Steve Davis blubbed away in his dressing room before drowning his sorrows in drink - but time has been the real healer for the man who lost snooker's most famous match.

It has been 35 years since 18.5million people in the UK stayed up beyond midnight to witness the mighty Davis lose 18-17 to Dennis Taylor in the World Championship final.

Of course, just 980 spectators could cram inside the arena at Sheffield's Crucible theatre to see the drama unfold in person.

But such was the growing tension in the match that it captured the country's imagination, now commonly regarded among the most famous sporting events of the 1980s. It was not only Davis with red eyes the next morning.

That 1985 defeat is one that Davis has carried with him ever since, the six-time world champion all too ready to acknowledge the match he will be remembered for was that loss.

At the time, it hurt Davis like he had never been hurt in a snooker match.

But speaking years later at the Crucible, Davis said: “I think the best moment of my career was missing the black against Dennis Taylor.

“At one stage I was the strongest player in the game so I was expected to win, so those moments when perhaps everybody is excited is when you don’t [win].

“With Dennis, that was the best and worst moment of my career because I think it just showed how greatly snooker had been appreciated by the public."

The red-hot favourite led 8-0, 15-12 and 17-15 in their epic encounter, only for Taylor to snatch the final three frames, including the last on the black after Davis horrendously over-cut a tricky chance to win the match.

To anybody not intimately acquainted with British culture in the 1980s, it might be difficult to appreciate how significant a figure Davis was.

By 1988, the ginger-haired 'Nugget' was seeing off competition from Olympic swimming champion Adrian Moorhouse and Masters golf winner Sandy Lyle to land the BBC's Sports Personality of the Year award.

In the days when football was not the television staple it has become, sports such as snooker and darts had their day. Wrestling, too, where the wiry Davis would have been fodder to the heroes of the day - Giant Haystacks, Big Daddy, Kendo Nagasaki et al.

Davis was merely the master of combat with a snooker cue, already a three-time world champion by the time he took on Northern Irishman Taylor, who with his unusual 'upside down' glasses and crowd-pleasing warmth was a popular finalist.

Taylor had crushed his opposition on the way to the final, having no trouble with Silvino Francisco, Eddie Charlton, Cliff Thorburn or Tony Knowles, but Davis was a step up.

As the finishing line approached, both Davis and Taylor went to jelly.

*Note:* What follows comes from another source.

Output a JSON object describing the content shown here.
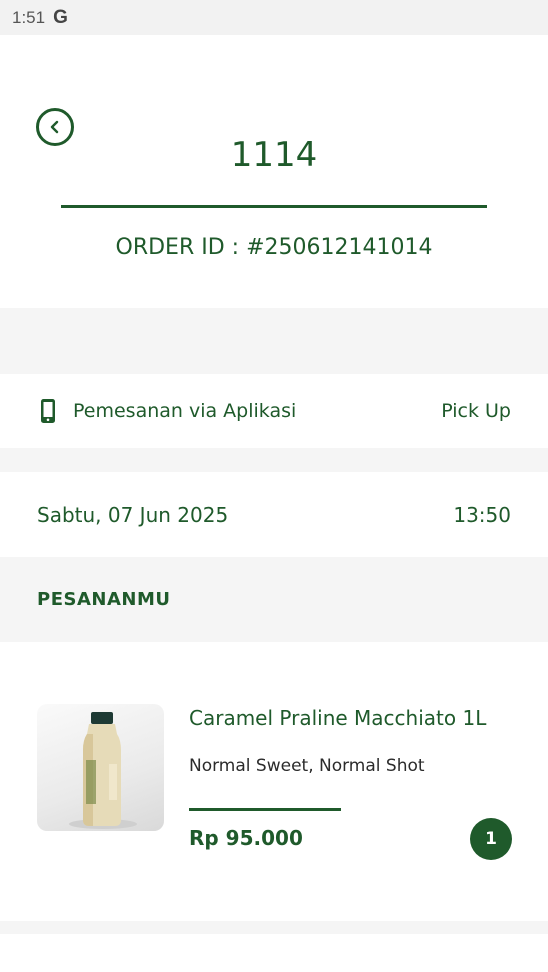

Davis, in his autobiography Interesting, wrote: "We were like two men having a game down the working men's club, knocking the ball around for the price of a pie and a pint in front of one man and his dog."

Reputations counted for nothing as the final came down to the final colours, Taylor needing brown, blue, pink and black to secure a maiden world title.

Davis has since reflected on how in the 1980s he was often "thinking I could walk on water", but this time Taylor made the big splash.

"Most of the stuff you only remember it from video footage," said Davis, looking back at the early years of his career.

Where once he watched this particular archive film in a state of high anguish, Davis has accepted his place in history is tied up in the legend surrounding the match that began on April 27 and finished minutes into April 29.

"I must have spent anything up to a year and a half of my life in Sheffield," said Davis.

Yet it was not days, weeks, months or years that gave snooker its meridian moment, but a spellbinding few minutes against Taylor, as both men grappled to control their emotions, with Davis' manager Barry Hearn barely able to watch and every shot a pint of blood.